Leading candidate Zuzana Caputova has already shown the rest of Europe that a successful outsider doesn’t have to be an extremistby Steve Bloomfield / March 26, 2019 / Leave a comment
Good news in European elections is rare these days. But it’s coming. This Saturday a pro-European, LGBT-rights-supporting, liberal, anti-corruption campaigner and environmental lawyer is the overwhelming favourite to become Slovakia’s next president.
Zuzana Caputova won 40 per cent of the vote in the first round of the presidential election earlier this month—more than twice the votes of her nearest rival. That rival, Maros Sefcovic, is going to struggle to catch up. He’s backed by the ruling Smer party, which has seen its support plummet since the murder of an investigative journalist last year.
Jan Kuciak, who was killed alongside his fiancé, Martina Kušnírová, had investigated a series of fraud cases involving businessmen with links to the government. Their murder shocked Slovaks, triggering unprecedented anti-government protests and leading to the resignation of the prime minister, Robert Fico. Two days before the first-round vote, a multi-millionaire businessman, Marian Kocner, was charged with ordering the killings.
Caputova has benefited from a sensible opposition—other candidates that might have competed for the same votes dropped out and endorsed her once it was clear she was the front-runner. It helped, too, that at a moment when Slovaks were angry about corruption, she had a track record as an anti-corruption campaigner.

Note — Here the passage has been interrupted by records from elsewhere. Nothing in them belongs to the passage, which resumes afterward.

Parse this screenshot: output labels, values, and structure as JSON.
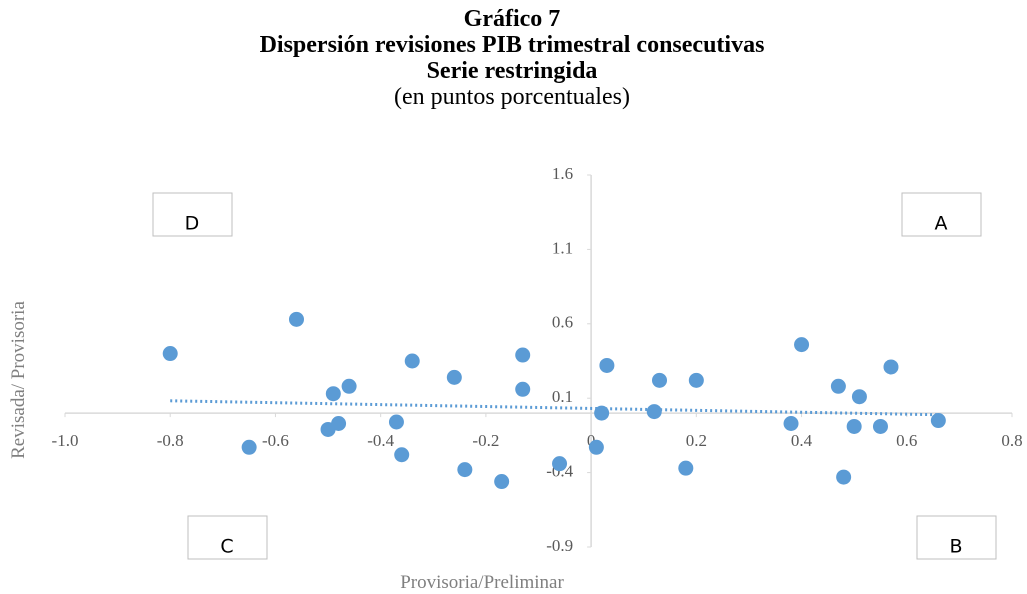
{
  "chart_data": {
    "type": "scatter",
    "title": "Gráfico 7",
    "title_line2": "Dispersión revisiones PIB trimestral consecutivas",
    "title_line3": "Serie restringida",
    "subtitle": "(en puntos porcentuales)",
    "x_label": "Provisoria/Preliminar",
    "y_label": "Revisada/ Provisoria",
    "color": "#5b9bd5",
    "trendline": true,
    "xlim": [
      -1.0,
      0.8
    ],
    "xticks": [
      {
        "value": -1.0,
        "label": "-1.0"
      },
      -0.8,
      -0.6,
      -0.4,
      -0.2,
      0,
      0.2,
      0.4,
      0.6,
      0.8
    ],
    "ylim": [
      -0.9,
      1.6
    ],
    "yticks": [
      -0.9,
      -0.4,
      0.1,
      0.6,
      1.1,
      1.6
    ],
    "quadrant_labels": [
      "D",
      "A",
      "C",
      "B"
    ],
    "x": [
      -0.8,
      -0.56,
      -0.65,
      -0.49,
      -0.46,
      -0.5,
      -0.48,
      -0.34,
      -0.37,
      -0.36,
      -0.26,
      -0.24,
      -0.17,
      -0.13,
      -0.13,
      -0.06,
      0.01,
      0.02,
      0.03,
      0.12,
      0.13,
      0.2,
      0.18,
      0.38,
      0.4,
      0.47,
      0.51,
      0.5,
      0.48,
      0.55,
      0.57,
      0.66
    ],
    "values": [
      0.4,
      0.63,
      -0.23,
      0.13,
      0.18,
      -0.11,
      -0.07,
      0.35,
      -0.06,
      -0.28,
      0.24,
      -0.38,
      -0.46,
      0.39,
      0.16,
      -0.34,
      -0.23,
      0.0,
      0.32,
      0.01,
      0.22,
      0.22,
      -0.37,
      -0.07,
      0.46,
      0.18,
      0.11,
      -0.09,
      -0.43,
      -0.09,
      0.31,
      -0.05
    ]
  }
}
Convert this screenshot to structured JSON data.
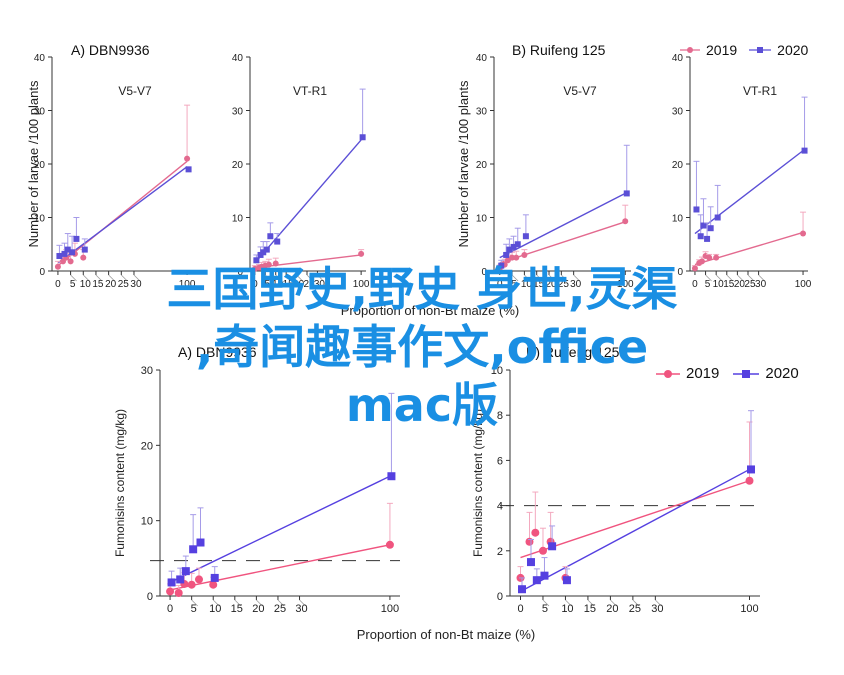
{
  "colors": {
    "s2019": "#e36a8f",
    "s2020": "#5b4fd6",
    "s2019_bottom": "#f0547f",
    "s2020_bottom": "#5540e0",
    "overlay": "#1a8fe3"
  },
  "panels": {
    "A": {
      "title": "A)  DBN9936"
    },
    "B": {
      "title": "B)  Ruifeng 125"
    },
    "C": {
      "title": "A) DBN9936"
    },
    "D": {
      "title": "B) Ruifeng 125"
    }
  },
  "legend_top": {
    "s2019": "2019",
    "s2020": "2020"
  },
  "legend_bottom": {
    "s2019": "2019",
    "s2020": "2020"
  },
  "overlay": {
    "line1": "三国野史,野史 身世,灵渠",
    "line2": ",奇闻趣事作文,office",
    "line3": "mac版"
  },
  "chart_data": [
    {
      "type": "scatter",
      "title": "V5-V7",
      "ylabel": "Number of larvae /100 plants",
      "xlabel": "Proportion of non-Bt maize (%)",
      "ylim": [
        0,
        40
      ],
      "yticks": [
        0,
        10,
        20,
        30,
        40
      ],
      "xticks": [
        0,
        5,
        10,
        15,
        20,
        25,
        30,
        100
      ],
      "series": [
        {
          "name": "2019",
          "x": [
            0,
            2,
            3.3,
            5,
            6.7,
            10,
            100
          ],
          "y": [
            0.8,
            1.8,
            2.5,
            1.8,
            3.2,
            2.5,
            21
          ],
          "err": [
            1,
            1.5,
            1.5,
            1.5,
            2,
            1.5,
            10
          ]
        },
        {
          "name": "2020",
          "x": [
            0,
            2,
            3.3,
            5,
            6.7,
            10,
            100
          ],
          "y": [
            2.8,
            3.2,
            4,
            3.5,
            6,
            4,
            19
          ],
          "err": [
            2,
            2,
            3,
            3,
            4,
            2,
            0
          ]
        }
      ],
      "trend": [
        {
          "name": "2019",
          "x": [
            0,
            100
          ],
          "y": [
            1,
            20.5
          ]
        },
        {
          "name": "2020",
          "x": [
            0,
            100
          ],
          "y": [
            1.5,
            19.5
          ]
        }
      ]
    },
    {
      "type": "scatter",
      "title": "VT-R1",
      "ylim": [
        0,
        40
      ],
      "yticks": [
        0,
        10,
        20,
        30,
        40
      ],
      "xticks": [
        0,
        5,
        10,
        15,
        20,
        25,
        30,
        100
      ],
      "series": [
        {
          "name": "2019",
          "x": [
            0,
            2,
            3.3,
            5,
            6.7,
            10,
            100
          ],
          "y": [
            0.4,
            0.6,
            0.8,
            1,
            1.2,
            1.4,
            3.2
          ],
          "err": [
            0.6,
            0.6,
            0.8,
            0.8,
            1,
            1,
            0.8
          ]
        },
        {
          "name": "2020",
          "x": [
            0,
            2,
            3.3,
            5,
            6.7,
            10,
            100
          ],
          "y": [
            2,
            3,
            3.5,
            4,
            6.5,
            5.5,
            25
          ],
          "err": [
            1,
            1.5,
            2,
            1.5,
            2.5,
            1.5,
            9
          ]
        }
      ],
      "trend": [
        {
          "name": "2019",
          "x": [
            0,
            100
          ],
          "y": [
            0.6,
            3
          ]
        },
        {
          "name": "2020",
          "x": [
            0,
            100
          ],
          "y": [
            1.5,
            24.5
          ]
        }
      ]
    },
    {
      "type": "scatter",
      "title": "V5-V7",
      "ylabel": "Number of larvae /100 plants",
      "xlabel": "Proportion of non-Bt maize (%)",
      "ylim": [
        0,
        40
      ],
      "yticks": [
        0,
        10,
        20,
        30,
        40
      ],
      "xticks": [
        0,
        5,
        10,
        15,
        20,
        25,
        30,
        100
      ],
      "series": [
        {
          "name": "2019",
          "x": [
            0,
            2,
            3.3,
            5,
            6.7,
            10,
            100
          ],
          "y": [
            0.5,
            1.2,
            2,
            2.5,
            2.5,
            3,
            9.3
          ],
          "err": [
            0.6,
            1,
            1,
            1,
            1.2,
            1,
            3
          ]
        },
        {
          "name": "2020",
          "x": [
            0,
            2,
            3.3,
            5,
            6.7,
            10,
            100
          ],
          "y": [
            1,
            3,
            4,
            4.5,
            5,
            6.5,
            14.5
          ],
          "err": [
            1,
            2,
            2,
            2,
            3,
            4,
            9
          ]
        }
      ],
      "trend": [
        {
          "name": "2019",
          "x": [
            0,
            100
          ],
          "y": [
            1.5,
            9.2
          ]
        },
        {
          "name": "2020",
          "x": [
            0,
            100
          ],
          "y": [
            2.5,
            14.5
          ]
        }
      ]
    },
    {
      "type": "scatter",
      "title": "VT-R1",
      "ylim": [
        0,
        40
      ],
      "yticks": [
        0,
        10,
        20,
        30,
        40
      ],
      "xticks": [
        0,
        5,
        10,
        15,
        20,
        25,
        30,
        100
      ],
      "series": [
        {
          "name": "2019",
          "x": [
            0,
            2,
            3.3,
            5,
            6.7,
            10,
            100
          ],
          "y": [
            0.5,
            1.5,
            1.8,
            2.8,
            2.5,
            2.5,
            7
          ],
          "err": [
            0.5,
            0.6,
            0.8,
            0.8,
            0.6,
            0.6,
            4
          ]
        },
        {
          "name": "2020",
          "x": [
            0,
            2,
            3.3,
            5,
            6.7,
            10,
            100
          ],
          "y": [
            11.5,
            6.5,
            8.5,
            6,
            8,
            10,
            22.5
          ],
          "err": [
            9,
            4,
            5,
            3,
            4,
            6,
            10
          ]
        }
      ],
      "trend": [
        {
          "name": "2019",
          "x": [
            0,
            100
          ],
          "y": [
            1.2,
            7.2
          ]
        },
        {
          "name": "2020",
          "x": [
            0,
            100
          ],
          "y": [
            7,
            22.5
          ]
        }
      ]
    },
    {
      "type": "scatter",
      "ylabel": "Fumonisins content (mg/kg)",
      "xlabel": "Proportion of non-Bt maize (%)",
      "ylim": [
        0,
        30
      ],
      "yticks": [
        0,
        10,
        20,
        30
      ],
      "xticks": [
        0,
        5,
        10,
        15,
        20,
        25,
        30,
        100
      ],
      "hline": 4.7,
      "series": [
        {
          "name": "2019",
          "x": [
            0,
            2,
            3.3,
            5,
            6.7,
            10,
            100
          ],
          "y": [
            0.6,
            0.4,
            1.6,
            1.5,
            2.2,
            1.5,
            6.8
          ],
          "err": [
            1,
            1,
            1.5,
            1.5,
            1.5,
            1,
            5.5
          ]
        },
        {
          "name": "2020",
          "x": [
            0,
            2,
            3.3,
            5,
            6.7,
            10,
            100
          ],
          "y": [
            1.8,
            2.2,
            3.3,
            6.2,
            7.1,
            2.4,
            15.9
          ],
          "err": [
            1.5,
            1.5,
            2,
            4.6,
            4.6,
            1.5,
            11
          ]
        }
      ],
      "trend": [
        {
          "name": "2019",
          "x": [
            0,
            100
          ],
          "y": [
            0.8,
            6.8
          ]
        },
        {
          "name": "2020",
          "x": [
            0,
            100
          ],
          "y": [
            1.8,
            15.9
          ]
        }
      ]
    },
    {
      "type": "scatter",
      "ylabel": "Fumonisins content (mg/kg)",
      "xlabel": "Proportion of non-Bt maize (%)",
      "ylim": [
        0,
        10
      ],
      "yticks": [
        0,
        2,
        4,
        6,
        8,
        10
      ],
      "xticks": [
        0,
        5,
        10,
        15,
        20,
        25,
        30,
        100
      ],
      "hline": 4,
      "series": [
        {
          "name": "2019",
          "x": [
            0,
            2,
            3.3,
            5,
            6.7,
            10,
            100
          ],
          "y": [
            0.8,
            2.4,
            2.8,
            2,
            2.4,
            0.8,
            5.1
          ],
          "err": [
            0.5,
            1.3,
            1.8,
            1,
            1.3,
            0.5,
            2.6
          ]
        },
        {
          "name": "2020",
          "x": [
            0,
            2,
            3.3,
            5,
            6.7,
            10,
            100
          ],
          "y": [
            0.3,
            1.5,
            0.7,
            0.9,
            2.2,
            0.7,
            5.6
          ],
          "err": [
            0.5,
            1,
            0.5,
            0.8,
            0.9,
            0.5,
            2.6
          ]
        }
      ],
      "trend": [
        {
          "name": "2019",
          "x": [
            0,
            100
          ],
          "y": [
            1.7,
            5.1
          ]
        },
        {
          "name": "2020",
          "x": [
            0,
            100
          ],
          "y": [
            0.2,
            5.6
          ]
        }
      ]
    }
  ]
}
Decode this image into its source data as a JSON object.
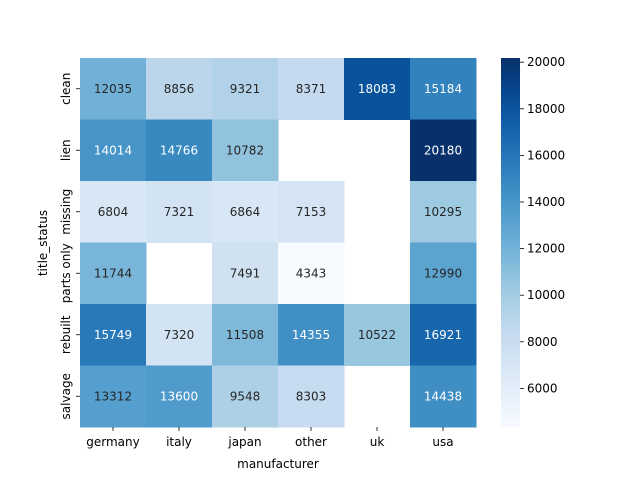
{
  "chart_data": {
    "type": "heatmap",
    "title": "",
    "xlabel": "manufacturer",
    "ylabel": "title_status",
    "x_categories": [
      "germany",
      "italy",
      "japan",
      "other",
      "uk",
      "usa"
    ],
    "y_categories": [
      "clean",
      "lien",
      "missing",
      "parts only",
      "rebuilt",
      "salvage"
    ],
    "values": [
      [
        12035,
        8856,
        9321,
        8371,
        18083,
        15184
      ],
      [
        14014,
        14766,
        10782,
        null,
        null,
        20180
      ],
      [
        6804,
        7321,
        6864,
        7153,
        null,
        10295
      ],
      [
        11744,
        null,
        7491,
        4343,
        null,
        12990
      ],
      [
        15749,
        7320,
        11508,
        14355,
        10522,
        16921
      ],
      [
        13312,
        13600,
        9548,
        8303,
        null,
        14438
      ]
    ],
    "colormap": "Blues",
    "value_range": [
      4343,
      20180
    ],
    "colorbar_ticks": [
      6000,
      8000,
      10000,
      12000,
      14000,
      16000,
      18000,
      20000
    ],
    "missing_cells_blank": true
  }
}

The Slovak presidency is a relatively symbolic role, though Caputova would have the power to veto bills and—crucially in a country where the judiciary is weak—can appoint judges to the constitutional court.
Like so many other elections in recent years, this one has also been marred by conspiracy theories that local analysts say are promoted by “pro-Kremlin disinformation channels.” Unsurprisingly, Caputova has also been accused of being funded by the Jewish Hungarian-born billionaire, George Sors—an anti-Semitic lie that is attached to pretty much every liberal politician in Europe.
Yet so far, the voters in Slovakia—enough of them, anyway—aren’t buying it. “I have absolute faith in the ability and maturity of Slovak voters to distinguish between what is true and what is not,” Caputova told the Guardian earlier this month.
Caputova’s likely success doesn’t just provide a ray of light for Europe’s beleaguered liberals—it also offers a roadmap.
Slovakia is part of the Visegrad group; four central and eastern European nations that have taken an illiberal turn in recent years (Hungary, Poland and Czech Republic are the others).